Округ горящих глаз – слепая синева, –

Хотел, чтоб приняли его за человека,

Да человечьи позабыл слова!

А этот? – Вобла, пистолет, мальчонка,

От внутривенного – дрожащий, как свеча,

Крича: "Отбили, гады, все печенки!.." –

И сестринского ищущий плеча, –

Гудящая, кипящая палата,

Палата номер шесть и номер пять!

Художник, вот – натура и расплата:

Не умереть. Не сдрейфить. Написать.

На плохо загрунтованном картоне.

На выцветшей казенной простыне.

Как в задыханье – при смерти – в погоне –

Покуда кисть не в кулаке – в огне!

И ты, отец мой, зубы сжав больные,

Писал их всех – святых и дорогих –

Пока всходили нимбы ледяные

У мокрых щек, у жарких лбов нагих!

И знал ты: эта казнь – летописанье –

Тебе в такое царствие дана,

Где Времени безумному названье

Даст только Вечность старая

одна.

МАНИТА И ВИТЯ

А там? – Корява, как коряга, а профиль – траурный гранит,

Над сундуком горбатой скрягой Манита гневная сидит.

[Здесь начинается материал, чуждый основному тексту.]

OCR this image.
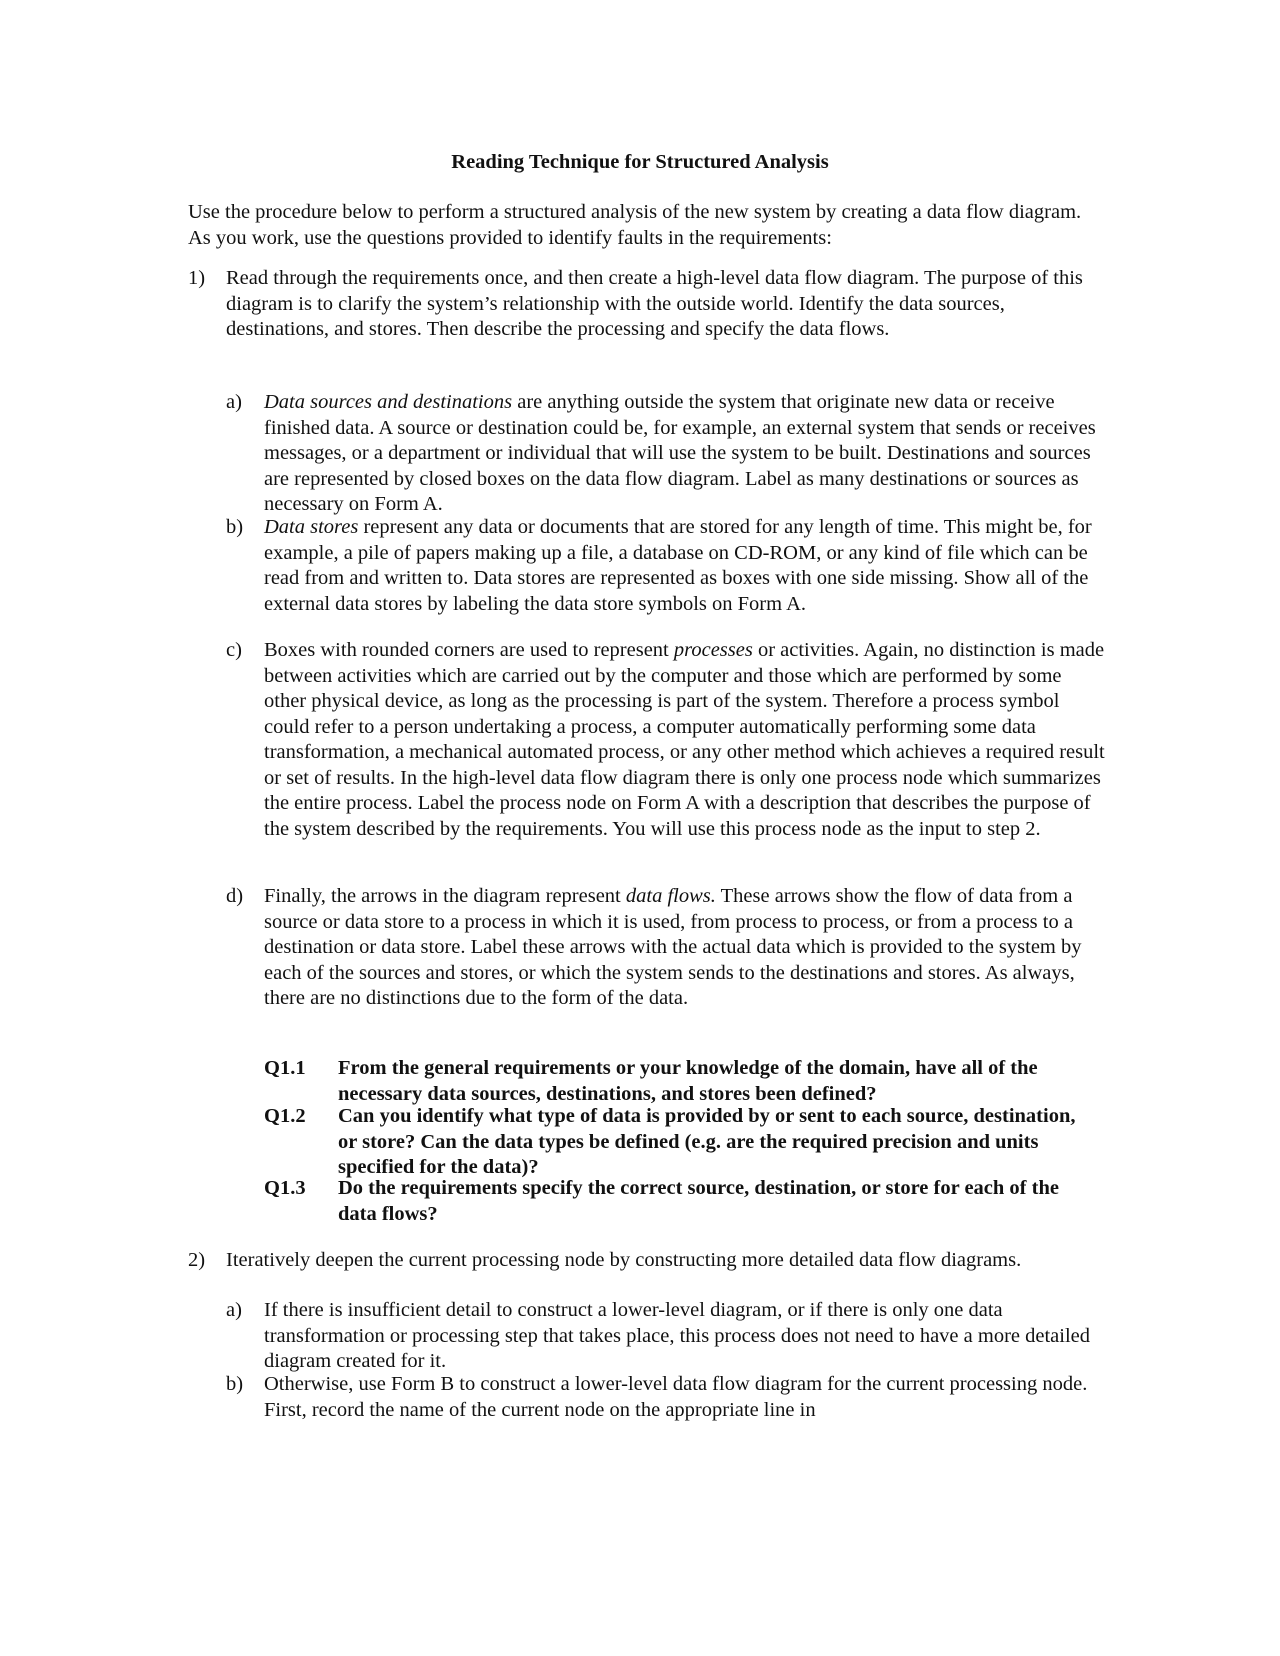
Reading Technique for Structured Analysis

Use the procedure below to perform a structured analysis of the new system by creating a data flow diagram. As you work, use the questions provided to identify faults in the requirements:

1) Read through the requirements once, and then create a high-level data flow diagram. The purpose of this diagram is to clarify the system’s relationship with the outside world. Identify the data sources, destinations, and stores. Then describe the processing and specify the data flows.

a) Data sources and destinations are anything outside the system that originate new data or receive finished data. A source or destination could be, for example, an external system that sends or receives messages, or a department or individual that will use the system to be built. Destinations and sources are represented by closed boxes on the data flow diagram. Label as many destinations or sources as necessary on Form A.

b) Data stores represent any data or documents that are stored for any length of time. This might be, for example, a pile of papers making up a file, a database on CD-ROM, or any kind of file which can be read from and written to. Data stores are represented as boxes with one side missing. Show all of the external data stores by labeling the data store symbols on Form A.

c) Boxes with rounded corners are used to represent processes or activities. Again, no distinction is made between activities which are carried out by the computer and those which are performed by some other physical device, as long as the processing is part of the system. Therefore a process symbol could refer to a person undertaking a process, a computer automatically performing some data transformation, a mechanical automated process, or any other method which achieves a required result or set of results. In the high-level data flow diagram there is only one process node which summarizes the entire process. Label the process node on Form A with a description that describes the purpose of the system described by the requirements. You will use this process node as the input to step 2.

d) Finally, the arrows in the diagram represent data flows. These arrows show the flow of data from a source or data store to a process in which it is used, from process to process, or from a process to a destination or data store. Label these arrows with the actual data which is provided to the system by each of the sources and stores, or which the system sends to the destinations and stores. As always, there are no distinctions due to the form of the data.

Q1.1 From the general requirements or your knowledge of the domain, have all of the necessary data sources, destinations, and stores been defined?

Q1.2 Can you identify what type of data is provided by or sent to each source, destination, or store? Can the data types be defined (e.g. are the required precision and units specified for the data)?

Q1.3 Do the requirements specify the correct source, destination, or store for each of the data flows?

2) Iteratively deepen the current processing node by constructing more detailed data flow diagrams.

a) If there is insufficient detail to construct a lower-level diagram, or if there is only one data transformation or processing step that takes place, this process does not need to have a more detailed diagram created for it.

b) Otherwise, use Form B to construct a lower-level data flow diagram for the current processing node. First, record the name of the current node on the appropriate line in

Манита, скольких ты манила! По флэтам, хазам, мастерским –

Была отверженная сила в тех, кто тобою был любим.

А ты? Летела плоть халата. Ветра грудей твоих текли.

Пила! Курила! А расплата – холсты длиною в пол-Земли.

На тех холстах ты бушевала ночною водкой синих глаз!

На тех холстах ты целовала лимон ладони – в первый раз…

На тех холстах ты умирала: разрежьте хлебный мой живот!

На тех холстах ты воскресала – волос гудящий самолет…

Художницей – худой доскою – на тех холстах бесилась ты

Кухонной, газовой тоскою, горелой коркой немоты!

Миры лепила мастихином, ножом вонючим сельдяным!